Instruction Register Format

The instruction register (ir) has four fields of four bits each. Four bits can select one of 16 registers or one of 16 alternative operations. The instruction register is a two-byte register. It can also be viewed as a halfword, but the first byte (bits 0 to 7) is the most significant from the point of view of instruction decoding and is therefore shown to the left, against the usual Hawk convention for byte order. The leftmost 4-bit field of the first byte of an instruction largely determines the use made of the other fields. Each of the other filds has multiple names depending on its use.

07060504 03020100 15141312 11100908
op dst
srcx
cond
s1
op1
s2
x
src
op2
const
disp

Note the discontinuity in the numbering of the bits in the above, reflecting the fact that byte 0 of each instruction halfword is the most important. This byte-reversed presentation is merely a convention used in documentation. Instruction halfwords in memory look like this:

15141312 11100908 07060504 03020100
s1
op1
s2
x
src
op2
op dst
srcx
cond
const
disp

The most significant field is the op field, bits 4 to 7, the most significant bits of the first byte.
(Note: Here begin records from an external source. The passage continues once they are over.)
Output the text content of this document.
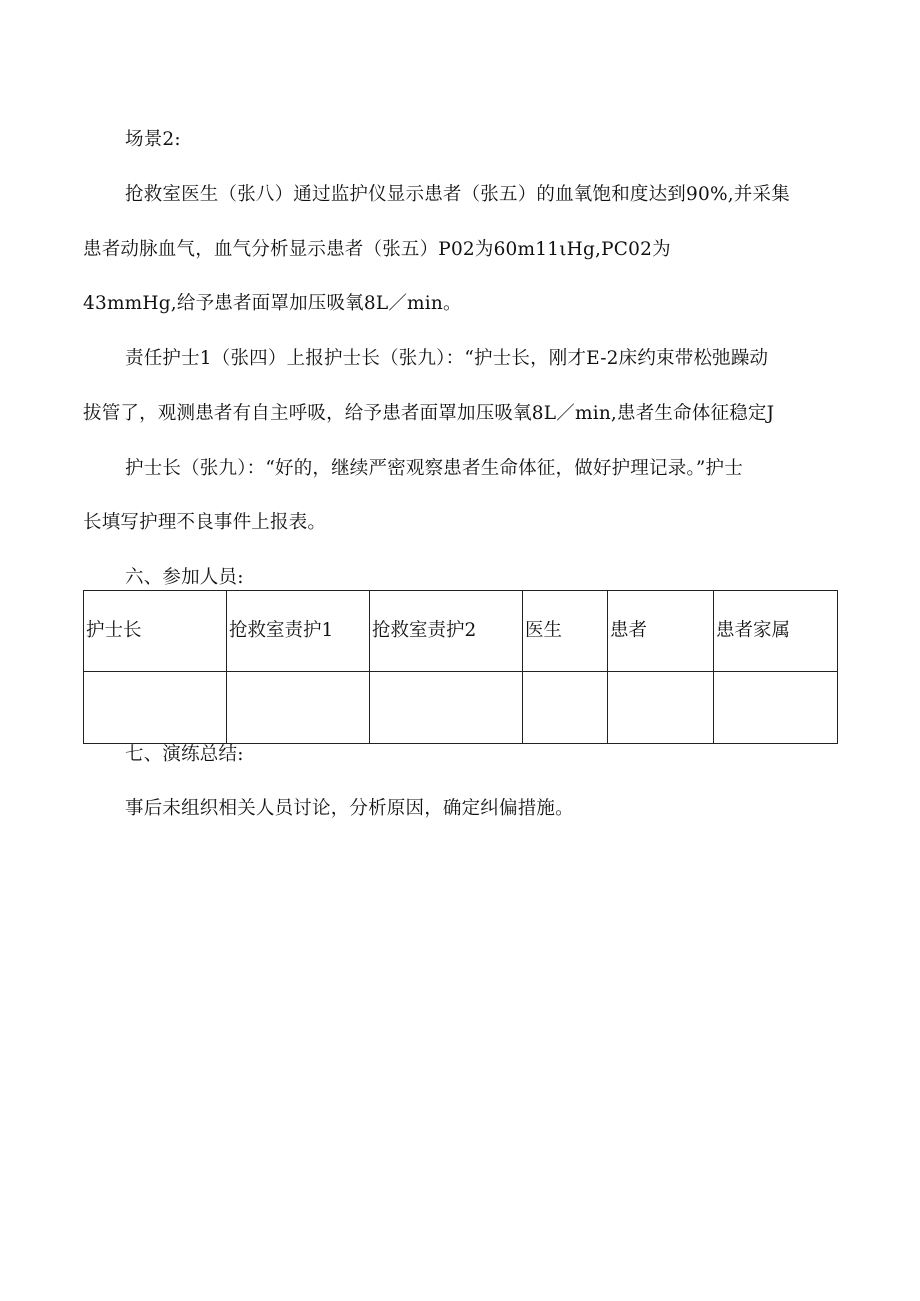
场景2:
抢救室医生（张八）通过监护仪显示患者（张五）的血氧饱和度达到90%,并采集
患者动脉血气，血气分析显示患者（张五）P02为60m11ιHg,PC02为
43mmHg,给予患者面罩加压吸氧8L／min。
责任护士1（张四）上报护士长（张九）：“护士长，刚才E-2床约束带松弛躁动
拔管了，观测患者有自主呼吸，给予患者面罩加压吸氧8L／min,患者生命体征稳定J
护士长（张九）：“好的，继续严密观察患者生命体征，做好护理记录。”护士
长填写护理不良事件上报表。
六、参加人员:
护士长	抢救室责护1	抢救室责护2	医生	患者	患者家属

七、演练总结:
事后未组织相关人员讨论，分析原因，确定纠偏措施。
All of the other fields have multiple names that document their uses in different contexts, as determined by the op field. Details of the fields used by each group of instrucions are given with the definitions of those instructions. In all cases, the op field(s) are used to determine which instruction is used. In summary:

Zero has a special meaning in some fields. This is given in parentheses: "src (16)" means that zero encodes the constant 16, "src (pc)" means it refers to the program counter, and "dst (x)" means discard the value.

1.5. Other Notational Conventions

In descriptions of the effects of instructions, the following notations will commonly be used:

a ∧ b   a ∨ b   ~a
Logical and, or and not operations. When applied to words or other identical objects, each bit of the result is computed from the corresponding bits of the operands using the indicated logical function.
a ⊕ b   a ≡ b
Logical exclusive or and equivalence operations. exclusive or is true when the bits being compared are different, while equivalence is true when the bits being compared are the same. As with and and or, these may be applied to words, where they operate bit by bit.
a « b   a » b   a ›» b
Shift operators applied to words. The right operand, a, is shifted left or right the number of places indicated by b. In the case of a left shift, zeros are shifted in from the right. For right shifts, » is a signed shift, shifting in copies of the sign bit, while ›» is unsigned, shifting in zeros.
a:b   a:b:c
Bit number b of the word (or other object) a and bit numbers b through c of the word a. Bits are numbered from the right starting with zero. For example, if a is a 32-bit word, a»5 = a:31:5
sx(x)
Sign extends x to the size of the field to which it is being assigned. that is, if x is a 4 bit value 1011, sx(x) is ...11111011, while if x was 0101, sx(x) is ...00000101. Where sx() is not used, padding with zeros is implied.